On the subject of better, faster, cheaper technologies, Knuff advised users to demand price performance delta. “If you can’t reach it, go find it; sometimes, creative destruction in your own organization is needed,” he said.

Said Robert Walker, chief technology Officer for xCelor, “if you are not co-located in the right place, or have a lousy network, hunker down” and fix it. Small upstarts find ways to make some big players’ technology available to everyone else, he noted.

“Trading Smart” was a recurring theme in discussing the current competitive environment. Equinix’s Knuff cautioned about the increasingly voracious appetite for information and dependency on speed. “Speed does not make a bad trade better,” he said. “To get an edge, you must trade smart quickly. We’re seeing a lot of investment from our customers in pre-trade risk checking.”

Turning to the trend of big data in the industry, Gupta said he regards big data as “looking for a needle in a stack of needles.”

Walker noted big data is getting bigger from fragmentation, including the proliferation of ETFs and inter-related products. “When volatility comes back, data will become overwhelmingly big. Filter and normalize this stuff down to a manageable size so your software can keep up,” he said.
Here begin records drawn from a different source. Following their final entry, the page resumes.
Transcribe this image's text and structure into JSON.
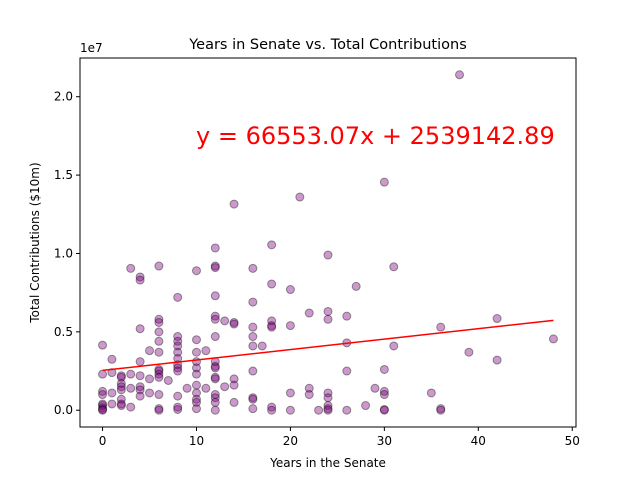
{
  "chart_data": {
    "type": "scatter",
    "title": "Years in Senate vs. Total Contributions",
    "xlabel": "Years in the Senate",
    "ylabel": "Total Contributions ($10m)",
    "offset_text": "1e7",
    "annotation": "y = 66553.07x + 2539142.89",
    "xlim": [
      -2.4,
      50.4
    ],
    "ylim": [
      -1070000,
      22470000
    ],
    "x_ticks": [
      0,
      10,
      20,
      30,
      40,
      50
    ],
    "x_tick_labels": [
      "0",
      "10",
      "20",
      "30",
      "40",
      "50"
    ],
    "y_ticks": [
      0,
      5000000,
      10000000,
      15000000,
      20000000
    ],
    "y_tick_labels": [
      "0.0",
      "0.5",
      "1.0",
      "1.5",
      "2.0"
    ],
    "grid": false,
    "point_color": "#800080",
    "point_edge_color": "#000000",
    "point_alpha": 0.4,
    "line_color": "#ff0000",
    "annotation_color": "#ff0000",
    "regression": {
      "slope": 66553.07,
      "intercept": 2539142.89,
      "x_range": [
        0,
        48
      ]
    },
    "points": [
      [
        0,
        4150000
      ],
      [
        0,
        2300000
      ],
      [
        0,
        1200000
      ],
      [
        0,
        1000000
      ],
      [
        0,
        400000
      ],
      [
        0,
        300000
      ],
      [
        0,
        150000
      ],
      [
        0,
        50000
      ],
      [
        0,
        0
      ],
      [
        1,
        3250000
      ],
      [
        1,
        2400000
      ],
      [
        1,
        1100000
      ],
      [
        1,
        400000
      ],
      [
        2,
        2200000
      ],
      [
        2,
        2100000
      ],
      [
        2,
        1700000
      ],
      [
        2,
        1500000
      ],
      [
        2,
        1300000
      ],
      [
        2,
        700000
      ],
      [
        2,
        400000
      ],
      [
        2,
        300000
      ],
      [
        3,
        9050000
      ],
      [
        3,
        2300000
      ],
      [
        3,
        1400000
      ],
      [
        3,
        200000
      ],
      [
        4,
        8500000
      ],
      [
        4,
        8300000
      ],
      [
        4,
        5200000
      ],
      [
        4,
        3100000
      ],
      [
        4,
        2200000
      ],
      [
        4,
        1500000
      ],
      [
        4,
        1300000
      ],
      [
        4,
        900000
      ],
      [
        5,
        3800000
      ],
      [
        5,
        2000000
      ],
      [
        5,
        1100000
      ],
      [
        6,
        9200000
      ],
      [
        6,
        5800000
      ],
      [
        6,
        5600000
      ],
      [
        6,
        5000000
      ],
      [
        6,
        4400000
      ],
      [
        6,
        3700000
      ],
      [
        6,
        2600000
      ],
      [
        6,
        2500000
      ],
      [
        6,
        2300000
      ],
      [
        6,
        2100000
      ],
      [
        6,
        1000000
      ],
      [
        6,
        100000
      ],
      [
        6,
        0
      ],
      [
        7,
        1900000
      ],
      [
        8,
        7200000
      ],
      [
        8,
        4700000
      ],
      [
        8,
        4400000
      ],
      [
        8,
        4100000
      ],
      [
        8,
        3700000
      ],
      [
        8,
        3300000
      ],
      [
        8,
        2900000
      ],
      [
        8,
        2700000
      ],
      [
        8,
        2500000
      ],
      [
        8,
        900000
      ],
      [
        8,
        200000
      ],
      [
        8,
        50000
      ],
      [
        9,
        1400000
      ],
      [
        10,
        8900000
      ],
      [
        10,
        4500000
      ],
      [
        10,
        3700000
      ],
      [
        10,
        3100000
      ],
      [
        10,
        2700000
      ],
      [
        10,
        2300000
      ],
      [
        10,
        1600000
      ],
      [
        10,
        1100000
      ],
      [
        10,
        700000
      ],
      [
        10,
        500000
      ],
      [
        10,
        100000
      ],
      [
        11,
        3800000
      ],
      [
        11,
        1400000
      ],
      [
        12,
        10350000
      ],
      [
        12,
        9200000
      ],
      [
        12,
        9100000
      ],
      [
        12,
        7300000
      ],
      [
        12,
        6000000
      ],
      [
        12,
        5800000
      ],
      [
        12,
        4700000
      ],
      [
        12,
        3100000
      ],
      [
        12,
        2800000
      ],
      [
        12,
        2700000
      ],
      [
        12,
        2100000
      ],
      [
        12,
        2000000
      ],
      [
        12,
        1000000
      ],
      [
        12,
        800000
      ],
      [
        12,
        500000
      ],
      [
        12,
        0
      ],
      [
        13,
        5700000
      ],
      [
        13,
        1500000
      ],
      [
        14,
        13150000
      ],
      [
        14,
        5600000
      ],
      [
        14,
        5500000
      ],
      [
        14,
        2000000
      ],
      [
        14,
        1600000
      ],
      [
        14,
        500000
      ],
      [
        16,
        9050000
      ],
      [
        16,
        6900000
      ],
      [
        16,
        5300000
      ],
      [
        16,
        4700000
      ],
      [
        16,
        4100000
      ],
      [
        16,
        2500000
      ],
      [
        16,
        800000
      ],
      [
        16,
        700000
      ],
      [
        16,
        100000
      ],
      [
        17,
        4100000
      ],
      [
        18,
        10550000
      ],
      [
        18,
        8050000
      ],
      [
        18,
        5700000
      ],
      [
        18,
        5400000
      ],
      [
        18,
        5300000
      ],
      [
        18,
        200000
      ],
      [
        18,
        0
      ],
      [
        20,
        7700000
      ],
      [
        20,
        5400000
      ],
      [
        20,
        1100000
      ],
      [
        20,
        0
      ],
      [
        21,
        13600000
      ],
      [
        22,
        6200000
      ],
      [
        22,
        1400000
      ],
      [
        22,
        1000000
      ],
      [
        23,
        0
      ],
      [
        24,
        9900000
      ],
      [
        24,
        6300000
      ],
      [
        24,
        5800000
      ],
      [
        24,
        1100000
      ],
      [
        24,
        800000
      ],
      [
        24,
        300000
      ],
      [
        24,
        100000
      ],
      [
        24,
        0
      ],
      [
        26,
        6000000
      ],
      [
        26,
        4300000
      ],
      [
        26,
        2500000
      ],
      [
        26,
        0
      ],
      [
        27,
        7900000
      ],
      [
        28,
        300000
      ],
      [
        29,
        1400000
      ],
      [
        30,
        14550000
      ],
      [
        30,
        2600000
      ],
      [
        30,
        1200000
      ],
      [
        30,
        1000000
      ],
      [
        30,
        50000
      ],
      [
        30,
        0
      ],
      [
        31,
        9150000
      ],
      [
        31,
        4100000
      ],
      [
        35,
        1100000
      ],
      [
        36,
        5300000
      ],
      [
        36,
        100000
      ],
      [
        36,
        0
      ],
      [
        38,
        21400000
      ],
      [
        39,
        3700000
      ],
      [
        42,
        5850000
      ],
      [
        42,
        3200000
      ],
      [
        48,
        4550000
      ]
    ]
  }
}
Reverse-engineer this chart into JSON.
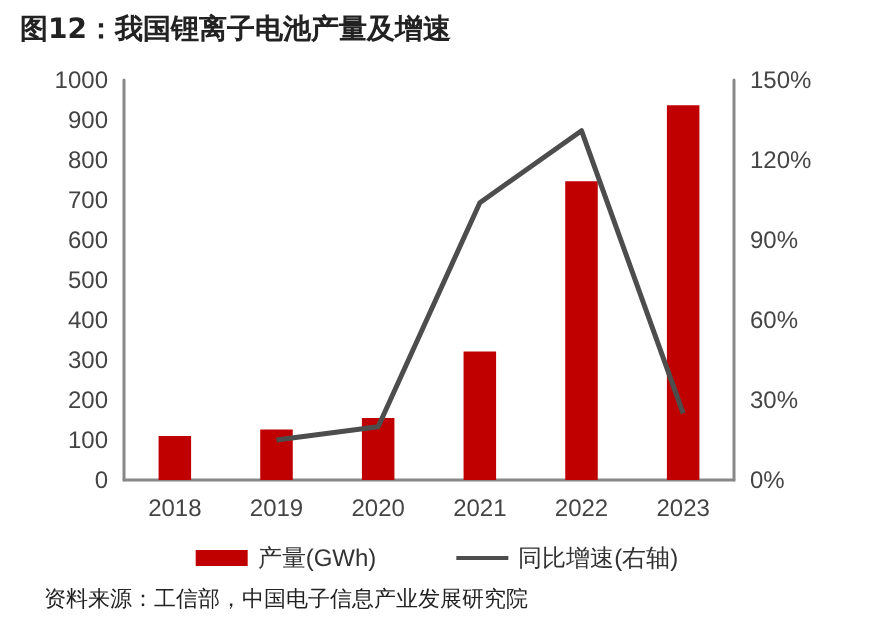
{
  "chart_data": {
    "type": "bar",
    "title": "图12：我国锂离子电池产量及增速",
    "categories": [
      "2018",
      "2019",
      "2020",
      "2021",
      "2022",
      "2023"
    ],
    "series": [
      {
        "name": "产量(GWh)",
        "color": "#c00000",
        "values": [
          110,
          126,
          155,
          321,
          747,
          937
        ]
      },
      {
        "name": "同比增速(右轴)",
        "type": "line",
        "axis": "y2",
        "color": "#4d4d4d",
        "values": [
          null,
          15,
          20,
          104,
          131,
          25
        ]
      }
    ],
    "ylim": [
      0,
      1000
    ],
    "yticks": [
      0,
      100,
      200,
      300,
      400,
      500,
      600,
      700,
      800,
      900,
      1000
    ],
    "y2lim": [
      0,
      150
    ],
    "y2ticks": [
      {
        "value": 0,
        "label": "0%"
      },
      {
        "value": 30,
        "label": "30%"
      },
      {
        "value": 60,
        "label": "60%"
      },
      {
        "value": 90,
        "label": "90%"
      },
      {
        "value": 120,
        "label": "120%"
      },
      {
        "value": 150,
        "label": "150%"
      }
    ],
    "grid": false,
    "legend": "bottom",
    "marker": "none",
    "line_style": "solid",
    "annotations": [
      "资料来源：工信部，中国电子信息产业发展研究院"
    ]
  }
}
Persico said it is important to excel at small data as well as big data, and low-frequency networks have given a competitive edge to many in the industry. Exchange-to-exchange connectivity is not a passing trend, though there may be some coalescing back to or ahead from copper to fiber to wireless latencies to achieve advantages, he added.

On cloud computing, a common belief is that the cloud is a panacea to save money, or push a large part of technology out to an external vendor. While most in the trading industry use the cloud to offload public data sets only, exchanges could move simulation environments to the cloud for back-testing, as security risk is not a threat for that, panelists noted.